Why high and lower bit of generator must be 1?

Question

Here is an excerpt from Andrew S. Tanenbaum, Computer Networks, 5th edition, Chapter 3 (The data link layer), Page 213:

When the polynomial code method is employed, the sender and receiver must agree upon a generator polynomial, $G(x)$, in advance. Both the high- and low-order bits of the generator must be 1. To compute the CRC for some frame with $m$ bits corresponding to the polynomial $M(x)$, the frame must be longer than the generator polynomial. The idea is to append a CRC to the end of the frame in such a way that the polynomial represented by the checksummed frame is divisible by $G(x)$. When the receiver gets the checksummed frame, it tries dividing it by $G(x)$. If there is a remainder, there has been a transmission error.

My question is how do you determine high order bit? And why high order bit and lower order bit, both must be one? From my understanding, it is used to detect burst error but is my understanding true?

Answer 1

The low order bit, also known as the least significant bit (LSB), is the "ones" bit of the number. For example, in 001101, the LSB is the rightmost bit 001101.

The high order bit, also known as the most significant bit (MSB), is the "topmost" bit of the number.

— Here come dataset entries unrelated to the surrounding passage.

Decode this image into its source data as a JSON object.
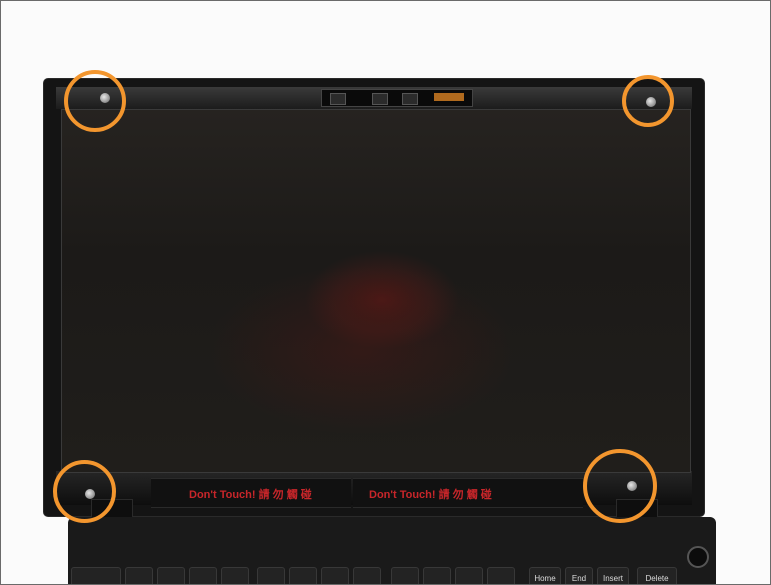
{
  "image": {
    "tape_warnings": [
      "Don't Touch! 請 勿 觸 碰",
      "Don't Touch! 請 勿 觸 碰"
    ],
    "keyboard_keys": [
      "Home",
      "End",
      "Insert",
      "Delete"
    ],
    "highlight_color": "#f3962e",
    "highlight_markers": [
      {
        "label": "top-left screw"
      },
      {
        "label": "top-right screw"
      },
      {
        "label": "bottom-left screw"
      },
      {
        "label": "bottom-right screw"
      }
    ]
  }
}
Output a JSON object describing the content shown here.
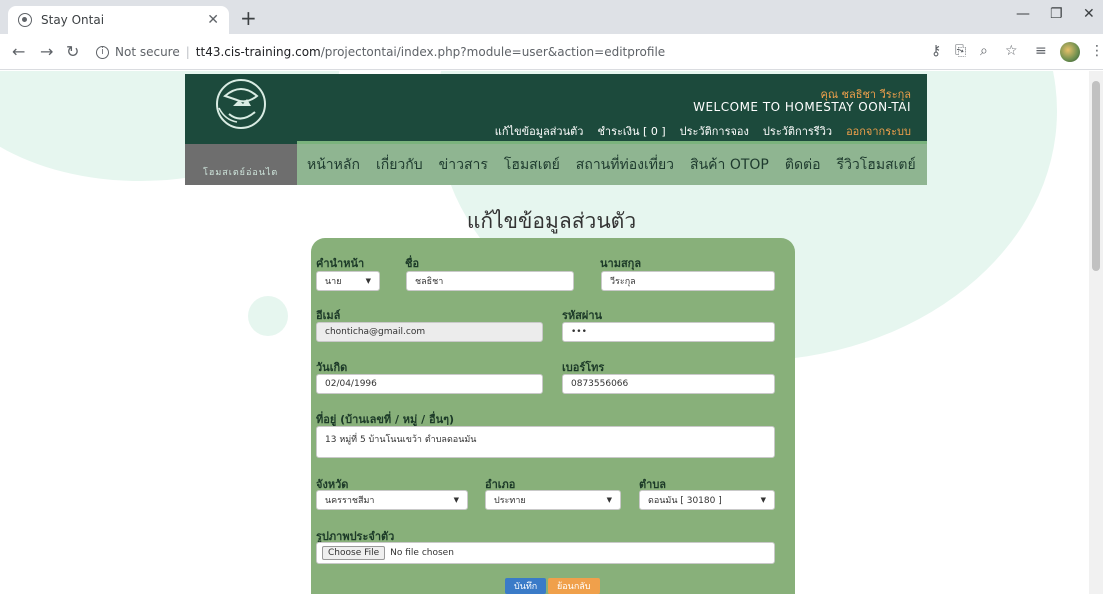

In our example 001101, it is the leftmost bit 001101.

The two terms are also used figuratively (in general discourse): a high order bit is something important, and a low order bit is something not important.

Now to your question. We represent a message $m_0,\ldots,m_n$ by a polynomial $M(x) = \sum_i m_i x^i$. Given a generator polynomial $G(x)$, the idea is to extend the message to a new message $M'(x)$ that satisfies $G(x) \mid M'(x)$.

If the low order bit of $G(x)$ is zero, then such an extension isn't always possible. Indeed, the low order bit of $G(x)$ is zero iff $x \mid G(x)$. If this is the case, then $G(x) \mid M'(x)$ implies $x \mid M'(x)$, i.e. $m_0 = 0$. So if the lower order bit of $G(x)$ is zero, we will only be able to extend $M$ to $M'$ if $m_0 = 0$ (and even this is not necessarily a sufficient condition).

If the high order bit of $G(x)$ is zero, then the problem is a different. The probability that $G(x) \mid M'(x)$ for a random $M'$ is $2^{-\deg G(x)}$ (assuming $G$ is irreducible, that is, cannot be factored nontrivially). Therefore CRC offers us $\deg G(x)$ bits of protection. We therefore want $G(x)$ to have the maximum degree possible. This corresponds to having a high order bit of one.

In practice, $G(x)$ is stored without its high order bit: an 8-bit CRC polynomial really corresponds to 9 bits 1xxxxxxxx, but there is no need to store the 1.